Finanzminister Schäuble hatte in der vergangenen Woche mehrfach eine bessere Kooperation angemahnt. „Wenn wir einen dauerhaft starken und stabilen Euro wollen, dann werden wir jetzt zu weiteren Schritten der Integration in der Euro-Zone bereit sein müssen“, sagte er. Nur eine intensive europäische Kooperation erlaube es, in der Globalisierung zu bestehen und bei ihrer Gestaltung mitzuwirken. Diesen Konstruktionsfehler der Europäischen Union gilt es nach Ansicht des Bundesfinanzministers möglichst bald zu beseitigen, um die Verunsicherung der Finanzmärkte in den Griff zu bekommen.

Unterstützung für bessere Absprachen in der Haushaltspolitik erhalte Schäuble von den Niederlanden und Finnland, hieß es in Regierungskreisen. Der Chef der Eurogruppe, Luxemburgs Regierungschef Jean-Claude Juncker, plädiert dagegen dafür, die Staatsschuldenkrise mit Euro-Bonds zu bekämpfen. Juncker hatte Euro-Bonds als logische Konsequenz einer Beteiligung privater Investoren bezeichnet. Ansonsten müssten Staaten wie Griechenland wegen des Ausfallrisikos künftig sehr hohe Zinsaufschläge für ihre Staatsanleihen zahlen.

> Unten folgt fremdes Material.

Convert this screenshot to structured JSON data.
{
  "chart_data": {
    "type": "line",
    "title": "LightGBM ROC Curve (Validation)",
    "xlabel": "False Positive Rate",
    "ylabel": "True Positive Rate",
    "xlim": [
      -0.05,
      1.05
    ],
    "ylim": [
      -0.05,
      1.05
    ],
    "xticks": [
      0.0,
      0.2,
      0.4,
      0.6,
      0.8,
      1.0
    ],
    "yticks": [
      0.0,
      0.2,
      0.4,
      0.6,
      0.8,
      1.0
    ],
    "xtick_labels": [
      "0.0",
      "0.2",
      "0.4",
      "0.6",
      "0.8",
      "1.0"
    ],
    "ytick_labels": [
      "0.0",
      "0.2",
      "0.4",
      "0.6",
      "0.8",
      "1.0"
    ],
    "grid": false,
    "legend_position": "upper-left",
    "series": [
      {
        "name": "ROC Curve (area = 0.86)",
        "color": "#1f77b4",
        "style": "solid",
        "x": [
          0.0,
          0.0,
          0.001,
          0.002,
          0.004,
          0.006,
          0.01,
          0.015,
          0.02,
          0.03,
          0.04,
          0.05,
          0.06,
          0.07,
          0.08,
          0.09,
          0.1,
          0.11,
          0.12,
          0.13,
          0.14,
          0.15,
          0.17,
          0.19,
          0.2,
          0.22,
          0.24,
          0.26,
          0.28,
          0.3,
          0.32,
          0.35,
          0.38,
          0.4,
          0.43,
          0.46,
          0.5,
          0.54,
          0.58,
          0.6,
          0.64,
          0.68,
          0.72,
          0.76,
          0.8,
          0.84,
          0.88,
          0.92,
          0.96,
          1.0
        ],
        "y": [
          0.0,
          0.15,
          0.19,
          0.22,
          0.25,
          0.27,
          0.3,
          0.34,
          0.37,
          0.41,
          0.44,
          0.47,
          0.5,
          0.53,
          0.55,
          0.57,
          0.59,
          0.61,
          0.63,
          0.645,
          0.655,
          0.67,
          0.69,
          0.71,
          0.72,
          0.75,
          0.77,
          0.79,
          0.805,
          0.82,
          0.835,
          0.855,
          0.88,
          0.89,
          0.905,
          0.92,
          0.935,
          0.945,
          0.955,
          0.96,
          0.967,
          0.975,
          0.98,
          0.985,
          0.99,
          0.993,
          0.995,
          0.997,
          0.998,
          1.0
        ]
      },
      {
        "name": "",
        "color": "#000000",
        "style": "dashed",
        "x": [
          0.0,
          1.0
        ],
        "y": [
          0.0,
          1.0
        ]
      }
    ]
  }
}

Zugleich schlug Juncker in einem Gastbeitrag mit Italiens Finanzminister Giulio Tremonti in der "Financial Times" vor, eine Europäische Schuldenagentur zu schaffen. Diese könnte gemeinsame Anleihen begeben und ihre Arbeit noch in diesem Jahr aufnehmen. Mit einem solchen Schritt würden die Staats- und Regierungschefs die "Unumkehrbarkeit des Euro" manifestieren. Die gemeinsamen Anleihen sollten dabei so gestaltet werden, dass hoch verschuldete Mitgliedsländer einen starken Anreiz verspürten, ihren Schuldenberg möglichst rasch abzubauen, betonten beide Politiker.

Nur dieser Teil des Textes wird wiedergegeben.